The Japanese version of FRAX® without BMD estimated the 10-year probability of osteoporotic fracture in this population with few clinical risk factors as similar to that of FRAX® with BMD.

摘要

未使用股骨颈骨密度的 FRAX®预测能力与使用股骨颈骨密度的预测能力相似。

简介

我们评估了世界卫生组织骨折风险评估工具 FRAX®的日本版本预测骨质疏松性骨折 10 年概率的能力。

方法

在日本人群骨质疏松队列研究的 10 年随访调查中,确定了自我报告的主要骨质疏松性骨折(N=43)和髋部骨折(N=4)事件。参与者为基线调查时年龄在 40-74 岁的 815 名女性。受试者工作特征曲线分析比较了 FRAX®与基于年龄、体重和股骨颈骨密度的多逻辑模型。

结果

观察到的主要骨质疏松性或髋部骨折事件数量与 FRAX®模型(使用或不使用 BMD)预测的事件数量无显著差异。
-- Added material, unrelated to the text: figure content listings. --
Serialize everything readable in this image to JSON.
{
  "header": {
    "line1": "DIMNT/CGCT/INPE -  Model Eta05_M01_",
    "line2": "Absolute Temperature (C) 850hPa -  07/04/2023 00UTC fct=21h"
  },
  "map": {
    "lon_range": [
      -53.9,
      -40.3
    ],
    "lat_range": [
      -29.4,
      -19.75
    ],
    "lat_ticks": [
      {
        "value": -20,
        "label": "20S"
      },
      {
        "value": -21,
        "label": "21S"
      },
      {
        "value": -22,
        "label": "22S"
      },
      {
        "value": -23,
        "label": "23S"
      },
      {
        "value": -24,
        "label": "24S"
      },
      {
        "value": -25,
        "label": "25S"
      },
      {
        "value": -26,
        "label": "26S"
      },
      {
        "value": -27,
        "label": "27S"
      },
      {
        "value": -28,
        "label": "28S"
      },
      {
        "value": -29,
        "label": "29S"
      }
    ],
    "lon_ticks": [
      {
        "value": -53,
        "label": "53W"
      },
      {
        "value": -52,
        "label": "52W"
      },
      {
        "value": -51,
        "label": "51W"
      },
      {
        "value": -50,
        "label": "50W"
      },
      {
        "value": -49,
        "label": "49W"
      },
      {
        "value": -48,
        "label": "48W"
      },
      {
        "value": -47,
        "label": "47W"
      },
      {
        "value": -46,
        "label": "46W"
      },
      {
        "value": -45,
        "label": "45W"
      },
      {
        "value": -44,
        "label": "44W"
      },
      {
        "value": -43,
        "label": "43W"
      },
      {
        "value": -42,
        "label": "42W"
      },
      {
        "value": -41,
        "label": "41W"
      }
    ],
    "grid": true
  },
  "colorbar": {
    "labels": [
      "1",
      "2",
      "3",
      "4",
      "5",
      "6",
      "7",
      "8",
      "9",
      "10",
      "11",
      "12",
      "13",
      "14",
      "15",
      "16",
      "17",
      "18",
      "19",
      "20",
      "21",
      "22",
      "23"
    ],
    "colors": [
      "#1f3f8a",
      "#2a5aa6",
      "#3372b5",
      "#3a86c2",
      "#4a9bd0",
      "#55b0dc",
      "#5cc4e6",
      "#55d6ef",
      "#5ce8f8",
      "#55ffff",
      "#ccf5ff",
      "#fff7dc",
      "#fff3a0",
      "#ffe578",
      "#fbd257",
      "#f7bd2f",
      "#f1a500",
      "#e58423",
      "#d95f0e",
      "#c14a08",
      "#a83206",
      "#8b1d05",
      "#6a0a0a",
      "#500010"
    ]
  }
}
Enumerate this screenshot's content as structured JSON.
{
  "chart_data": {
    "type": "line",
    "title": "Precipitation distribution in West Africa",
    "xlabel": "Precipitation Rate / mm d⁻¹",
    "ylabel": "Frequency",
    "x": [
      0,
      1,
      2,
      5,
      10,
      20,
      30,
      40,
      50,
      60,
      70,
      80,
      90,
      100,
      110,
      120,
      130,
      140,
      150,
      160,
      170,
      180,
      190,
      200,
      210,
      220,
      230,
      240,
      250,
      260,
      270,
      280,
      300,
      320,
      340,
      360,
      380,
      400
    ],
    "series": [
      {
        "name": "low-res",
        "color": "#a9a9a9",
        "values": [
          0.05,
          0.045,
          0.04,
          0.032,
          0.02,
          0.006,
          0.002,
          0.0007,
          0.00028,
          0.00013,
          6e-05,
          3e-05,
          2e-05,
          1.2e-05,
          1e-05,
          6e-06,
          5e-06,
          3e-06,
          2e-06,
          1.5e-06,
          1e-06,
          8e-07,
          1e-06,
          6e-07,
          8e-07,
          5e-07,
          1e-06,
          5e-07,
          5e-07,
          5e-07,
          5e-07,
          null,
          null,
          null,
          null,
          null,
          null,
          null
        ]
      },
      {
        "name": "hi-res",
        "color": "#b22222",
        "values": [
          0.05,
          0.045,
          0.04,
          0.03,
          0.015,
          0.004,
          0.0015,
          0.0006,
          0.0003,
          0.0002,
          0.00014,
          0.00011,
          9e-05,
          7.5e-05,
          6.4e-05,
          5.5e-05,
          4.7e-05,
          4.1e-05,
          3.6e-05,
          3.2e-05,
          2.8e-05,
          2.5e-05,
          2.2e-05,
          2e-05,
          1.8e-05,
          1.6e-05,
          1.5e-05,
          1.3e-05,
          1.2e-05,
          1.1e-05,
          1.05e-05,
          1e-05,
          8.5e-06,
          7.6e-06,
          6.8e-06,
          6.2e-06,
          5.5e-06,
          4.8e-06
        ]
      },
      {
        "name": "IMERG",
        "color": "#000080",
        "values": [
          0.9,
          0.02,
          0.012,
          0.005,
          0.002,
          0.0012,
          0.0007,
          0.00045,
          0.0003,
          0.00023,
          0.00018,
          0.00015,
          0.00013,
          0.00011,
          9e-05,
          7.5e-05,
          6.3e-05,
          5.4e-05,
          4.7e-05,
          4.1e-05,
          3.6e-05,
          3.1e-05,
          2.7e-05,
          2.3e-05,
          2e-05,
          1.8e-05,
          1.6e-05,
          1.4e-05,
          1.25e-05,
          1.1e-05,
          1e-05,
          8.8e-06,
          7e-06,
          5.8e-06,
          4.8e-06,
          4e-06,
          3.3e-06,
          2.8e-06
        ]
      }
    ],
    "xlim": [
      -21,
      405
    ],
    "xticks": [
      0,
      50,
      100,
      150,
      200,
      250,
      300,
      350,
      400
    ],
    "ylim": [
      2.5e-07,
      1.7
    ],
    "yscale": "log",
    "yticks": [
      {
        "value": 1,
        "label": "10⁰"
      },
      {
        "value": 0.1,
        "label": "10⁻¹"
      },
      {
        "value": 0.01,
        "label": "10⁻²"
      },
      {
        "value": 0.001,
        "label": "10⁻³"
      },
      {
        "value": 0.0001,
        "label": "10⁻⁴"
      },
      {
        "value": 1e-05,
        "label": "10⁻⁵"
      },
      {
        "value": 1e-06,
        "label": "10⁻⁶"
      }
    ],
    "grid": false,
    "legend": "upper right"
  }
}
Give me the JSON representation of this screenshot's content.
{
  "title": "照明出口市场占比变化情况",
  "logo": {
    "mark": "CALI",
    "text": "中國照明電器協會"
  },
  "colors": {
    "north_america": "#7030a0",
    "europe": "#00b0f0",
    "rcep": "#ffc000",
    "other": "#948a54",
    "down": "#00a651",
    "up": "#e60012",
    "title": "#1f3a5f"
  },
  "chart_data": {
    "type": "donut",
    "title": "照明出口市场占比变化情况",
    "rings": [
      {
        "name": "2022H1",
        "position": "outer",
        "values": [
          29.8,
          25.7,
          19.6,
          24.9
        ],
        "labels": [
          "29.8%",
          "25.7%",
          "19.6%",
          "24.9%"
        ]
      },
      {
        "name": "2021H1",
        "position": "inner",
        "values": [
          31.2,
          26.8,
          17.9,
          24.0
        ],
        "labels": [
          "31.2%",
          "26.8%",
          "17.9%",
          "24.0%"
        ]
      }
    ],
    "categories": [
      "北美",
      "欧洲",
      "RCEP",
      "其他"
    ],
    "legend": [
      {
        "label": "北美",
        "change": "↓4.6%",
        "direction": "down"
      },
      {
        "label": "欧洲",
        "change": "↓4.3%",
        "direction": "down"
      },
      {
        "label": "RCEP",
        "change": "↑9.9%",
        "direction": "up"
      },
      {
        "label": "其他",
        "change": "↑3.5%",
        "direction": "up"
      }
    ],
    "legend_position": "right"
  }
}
FRAX®结合 BMD 预测主要骨质疏松性骨折的曲线下面积(AUC)值与基于年龄、体重和 BMD 的逻辑模型相似(分别为 0.69 与 0.71,p=0.198);FRAX®结合 BMD 预测髋部骨折的 AUC 与基于年龄和 BMD 的模型相似(分别为 0.88 与 0.89,p=0.164)。FRAX®不结合 BMD 预测主要骨质疏松性和髋部骨折的 AUC 与结合 BMD 相似(分别为 0.69 与 0.67,p=0.121;0.88 与 0.86,p=0.445)。

结论

在该人群中,FRAX®不结合 BMD 估计骨质疏松性骨折的 10 年概率与结合 BMD 的 FRAX®相似,该人群临床危险因素较少。